Lakshmi, The Goddess of
By Stephen Knapp
Goddess Lakshmi is the consort and shakti, or potency, of Lord Vishnu. Lakshmi, or Sri when she is especially known as the goddess of beauty (though sometimes considered to be separate entities), is the Goddess of fortune, wealth, power, and loveliness. Wealth means not only money, but also the higher values and qualities of life. The power of the mind and intellect is also a must if one wants to be truly wealthy, which includes spiritual wealth. These are prerequisites to attaining spiritual knowledge. This is why Lakshmi is worshiped in the second set of three days during the Navaratri festival before the worship of Sarasvati, which is explained later.
As the spouse of Lord Vishnu, she appears whenever He does in each of His appearances, such as Vamana, Parashurama, Rama, or Krishna. In each of these appearances, she appeared as Padma or Kamala, Dharani, Sita, and Rukmini respectively. They are inseparable.
Lakshmi is seen as exceptionally beautiful, standing on a lotus with four hands, two of which hold lotus flowers, and the lower right offering blessings of fortune, and the lower left held in the upright mudra or posture of benediction or blessings. The lotus she carries in her hands represents that the realization of the Self is the supreme goal of life. They also indicate the various worlds and living beings in different states of development or evolution. Sometimes she may be holding a potted coconut in one hand, which is another representation of Lakshmi. However, when she is in the company of Lord Vishnu, she can be seen with two or four hands. Her four hands indicate the four main blessings of human existence, namely dharma (acts of righteousness and duty), artha (wealth), kama (sensual pleasures), and moksha (final liberation). She always wears a lotus garland, and is often seen with elephants on either side of her offering items such as garlands or pouring pots of water over her, which in turn may be presented by celestial maidens. Her complexion is often dark, or white, pink, or golden yellow. When her complexion is dark, it represents her connection with Lord Vishnu. When she is seen as golden yellow, it represents her as the source of all fortune and wealth. When it is white, she is seen as the highest mode of nature from which the universe has sprung. And when seen as pinkish, it represents her mood of mercy or compassion toward all creatures since she is also the mother of all beings.
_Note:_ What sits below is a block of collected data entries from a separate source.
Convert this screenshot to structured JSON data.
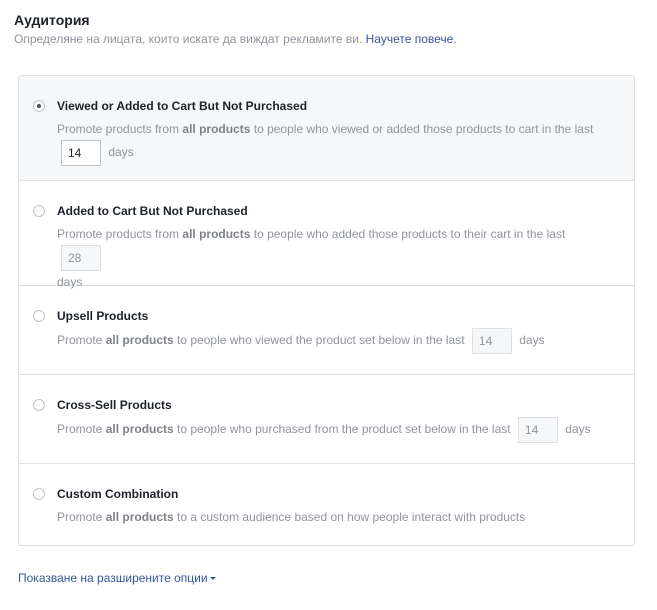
{
  "header": {
    "title": "Аудитория",
    "subtitle": "Определяне на лицата, които искате да виждат рекламите ви.",
    "learn_more": "Научете повече",
    "period": "."
  },
  "options": [
    {
      "title": "Viewed or Added to Cart But Not Purchased",
      "desc_pre": "Promote products from ",
      "desc_bold": "all products",
      "desc_post": " to people who viewed or added those products to cart in the last",
      "days_value": "14",
      "days_label": "days",
      "selected": true
    },
    {
      "title": "Added to Cart But Not Purchased",
      "desc_pre": "Promote products from ",
      "desc_bold": "all products",
      "desc_post": " to people who added those products to their cart in the last",
      "days_value": "28",
      "days_label": "days",
      "selected": false
    },
    {
      "title": "Upsell Products",
      "desc_pre": "Promote ",
      "desc_bold": "all products",
      "desc_post": " to people who viewed the product set below in the last",
      "days_value": "14",
      "days_label": "days",
      "selected": false
    },
    {
      "title": "Cross-Sell Products",
      "desc_pre": "Promote ",
      "desc_bold": "all products",
      "desc_post": " to people who purchased from the product set below in the last",
      "days_value": "14",
      "days_label": "days",
      "selected": false
    },
    {
      "title": "Custom Combination",
      "desc_pre": "Promote ",
      "desc_bold": "all products",
      "desc_post": " to a custom audience based on how people interact with products",
      "selected": false
    }
  ],
  "advanced_link": "Показване на разширените опции"
}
Occasionally you can see her in a temple of her own, rather than accompanying Lord Vishnu. When this is the case, she is seen sitting on a lotus throne with her four hands holding a padma (lotus), shankha (conch shell), amritakalasha (pot of nectar), and a bilva fruit. The pot of nectar indicates the blessings of immortality. The fruit that she holds represents the results of our labors or actions, which comes from her blessings. When such fruit is a coconut, it indicates that she is the source of the three levels of creation, namely the gross, subtle, and the imperceptible. If it is a pomegranate, it means that all the worlds are under her influence, which she is beyond. And if the fruit is the bilva, which is healthy but not very appetizing, then it means the blessings of moksha, liberation.
There are not many temples that are dedicated exclusively to Goddess Lakshmi. She is usually given a spot next to Lord Vishnu, or a small shrine in one of the temples. Yet, in some rare temples dedicated to Lakshmi you can see her on a central throne, and her eight other aspects or expansions as well, four on either side of her. These have different combinations of hands holding various objects representing her different powers. The most popular of these is Gajalakshmi, shown with four arms on an eight-petaled lotus. This aspect of her is most often seen when positioned above door frames of houses or temples. When seen with two hands, she is known as Samanyalakshmi and Indralakshmi.
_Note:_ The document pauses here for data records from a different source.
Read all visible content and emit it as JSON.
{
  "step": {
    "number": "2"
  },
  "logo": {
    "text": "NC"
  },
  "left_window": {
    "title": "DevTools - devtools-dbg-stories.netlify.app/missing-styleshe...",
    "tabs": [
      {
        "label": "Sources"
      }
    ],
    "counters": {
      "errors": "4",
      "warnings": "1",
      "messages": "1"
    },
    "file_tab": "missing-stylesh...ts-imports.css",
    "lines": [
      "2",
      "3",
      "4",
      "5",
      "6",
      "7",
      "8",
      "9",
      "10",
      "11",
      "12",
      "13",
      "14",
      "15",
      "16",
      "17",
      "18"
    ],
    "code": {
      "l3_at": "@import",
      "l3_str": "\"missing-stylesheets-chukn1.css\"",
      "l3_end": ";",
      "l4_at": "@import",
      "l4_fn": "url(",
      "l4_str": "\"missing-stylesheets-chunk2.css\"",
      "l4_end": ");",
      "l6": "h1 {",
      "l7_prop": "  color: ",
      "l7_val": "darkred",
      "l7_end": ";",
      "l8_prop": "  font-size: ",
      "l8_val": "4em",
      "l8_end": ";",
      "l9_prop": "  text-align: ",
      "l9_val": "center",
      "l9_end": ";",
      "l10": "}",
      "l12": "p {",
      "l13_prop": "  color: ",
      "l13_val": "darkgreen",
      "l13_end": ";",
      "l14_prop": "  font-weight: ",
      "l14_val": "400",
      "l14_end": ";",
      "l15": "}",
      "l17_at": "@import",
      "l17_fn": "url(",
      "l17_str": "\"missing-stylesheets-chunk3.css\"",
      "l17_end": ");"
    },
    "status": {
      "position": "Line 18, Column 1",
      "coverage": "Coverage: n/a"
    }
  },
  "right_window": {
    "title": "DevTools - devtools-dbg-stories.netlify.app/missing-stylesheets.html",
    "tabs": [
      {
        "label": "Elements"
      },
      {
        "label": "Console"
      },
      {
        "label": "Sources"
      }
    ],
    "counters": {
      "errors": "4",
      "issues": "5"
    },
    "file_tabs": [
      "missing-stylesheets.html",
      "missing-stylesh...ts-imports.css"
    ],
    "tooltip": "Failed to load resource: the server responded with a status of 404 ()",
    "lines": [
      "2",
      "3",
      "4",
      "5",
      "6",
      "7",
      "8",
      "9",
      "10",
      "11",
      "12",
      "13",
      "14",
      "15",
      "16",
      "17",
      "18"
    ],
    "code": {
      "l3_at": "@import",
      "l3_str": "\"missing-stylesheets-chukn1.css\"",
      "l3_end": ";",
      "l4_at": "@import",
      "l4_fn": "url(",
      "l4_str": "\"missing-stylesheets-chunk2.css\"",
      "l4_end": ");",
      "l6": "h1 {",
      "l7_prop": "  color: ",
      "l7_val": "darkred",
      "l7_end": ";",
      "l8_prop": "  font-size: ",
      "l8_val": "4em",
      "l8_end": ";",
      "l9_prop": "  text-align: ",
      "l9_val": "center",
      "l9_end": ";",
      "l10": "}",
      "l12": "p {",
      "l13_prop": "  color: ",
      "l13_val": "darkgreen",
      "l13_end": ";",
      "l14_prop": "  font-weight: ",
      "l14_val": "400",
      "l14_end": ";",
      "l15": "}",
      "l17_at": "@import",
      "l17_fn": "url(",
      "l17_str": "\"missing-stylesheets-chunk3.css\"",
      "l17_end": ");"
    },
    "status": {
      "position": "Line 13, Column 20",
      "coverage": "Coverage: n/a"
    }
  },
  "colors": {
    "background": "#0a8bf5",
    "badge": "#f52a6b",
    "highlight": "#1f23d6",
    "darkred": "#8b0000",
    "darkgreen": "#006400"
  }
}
Other names for Lakshmi include Hira (jewel), Indira (powerful one), Jaladhi-ja (ocean-born), and Lokamata (mother of the world). However, she is also called Chanchala, which means fickle or never in one place for long. This signifies that fortune or wealth often does not stay with anyone for extended lengths of time. Only with the greatest of respect for Lakshmi will she stay in one’s household. This means not only offering her worship, but also taking care of not letting her go too easily by spending money on unnecessary items or projects.
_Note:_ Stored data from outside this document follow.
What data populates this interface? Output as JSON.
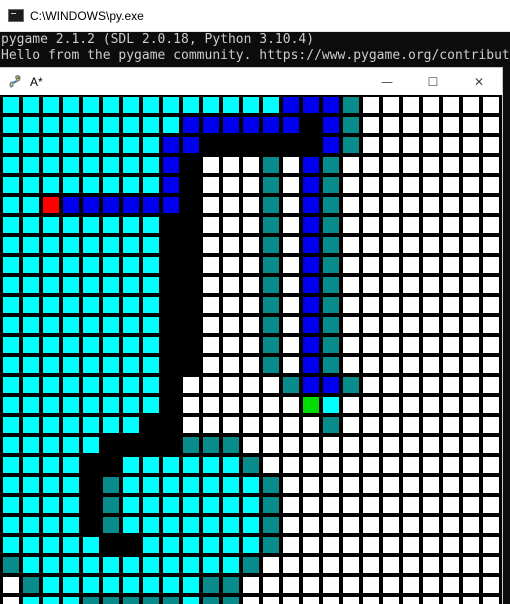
{
  "console": {
    "title": "C:\\WINDOWS\\py.exe",
    "lines": [
      "pygame 2.1.2 (SDL 2.0.18, Python 3.10.4)",
      "Hello from the pygame community. https://www.pygame.org/contribute"
    ]
  },
  "game_window": {
    "title": "A*",
    "minimize_symbol": "—",
    "maximize_symbol": "☐",
    "close_symbol": "✕"
  },
  "grid": {
    "colors": {
      "C": "#00ffff",
      "W": "#ffffff",
      "K": "#000000",
      "T": "#088b8b",
      "B": "#0000ee",
      "R": "#ff0000",
      "G": "#00dd00"
    },
    "rows": [
      "CCCCCCCCCCCCCCBBBTWWWWWWW",
      "CCCCCCCCCBBBBBBKBTWWWWWWW",
      "CCCCCCCCBBKKKKKKBTWWWWWWW",
      "CCCCCCCCBKWWWTWBTWWWWWWWW",
      "CCCCCCCCBKWWWTWBTWWWWWWWW",
      "CCRBBBBBBKWWWTWBTWWWWWWWW",
      "CCCCCCCCKKWWWTWBTWWWWWWWW",
      "CCCCCCCCKKWWWTWBTWWWWWWWW",
      "CCCCCCCCKKWWWTWBTWWWWWWWW",
      "CCCCCCCCKKWWWTWBTWWWWWWWW",
      "CCCCCCCCKKWWWTWBTWWWWWWWW",
      "CCCCCCCCKKWWWTWBTWWWWWWWW",
      "CCCCCCCCKKWWWTWBTWWWWWWWW",
      "CCCCCCCCKKWWWTWBTWWWWWWWW",
      "CCCCCCCCKWWWWWTBBTWWWWWWW",
      "CCCCCCCCKWWWWWWGCWWWWWWWW",
      "CCCCCCCKKWWWWWWWTWWWWWWWW",
      "CCCCCKKKKTTTWWWWWWWWWWWWW",
      "CCCCKKCCCCCCTWWWWWWWWWWWW",
      "CCCCKTCCCCCCCTWWWWWWWWWWW",
      "CCCCKTCCCCCCCTWWWWWWWWWWW",
      "CCCCKTCCCCCCCTWWWWWWWWWWW",
      "CCCCCKKCCCCCCTWWWWWWWWWWW",
      "TCCCCCCCCCCCTWWWWWWWWWWWW",
      "WTCCCCCCCCTTWWWWWWWWWWWWW",
      "WCCCTTTTTCTTWWWWWWWWWWWWW"
    ]
  }
}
In some depictions of her, she is seen riding an owl, which in Sanskrit is uluka, another name for Indra, the king of heaven. Thus, she rides on the king of the gods, the holder of all the material wealth and power that a living being could want in this world, which is still not the spiritual world.
In her first incarnation, Lakshmi was the daughter of the sage Bhrigu and his wife Khyati. She was later born from the milk ocean when it had been churned by a cooperative effort of the Devas (demigods) and Asuras (demons). This can be read in the Bhagavata Purana in Canto Eight, Chapters Six, Seven and Eight. In summary, the demons and the demigods had been struggling with each other. Because the demigods had offended and been cursed by the sage Durvasa Muni, they had lost their heavenly kingdom when they were defeated by the demons. Thus, the demigods went to Lord Brahma to explain the situation. They all in turn went to offer prayers to Lord Vishnu, who, being pleased with them, advised them what they should do. Carrying out these instructions, the demigods made a truce with the demons so they would work together to churn the huge ocean of milk, by which the nectar of immortality would be produced, which they all naturally wanted. Many other things would also come from this churning, such as a powerful poison that Lord Shiva would ingest. Thereafter, among the other things, was Lakshmi, the goddess of fortune. She was worshiped by the great sages and demigods, but she could find no one to be her husband, so she selected Lord Vishnu who gave her a place to always stay.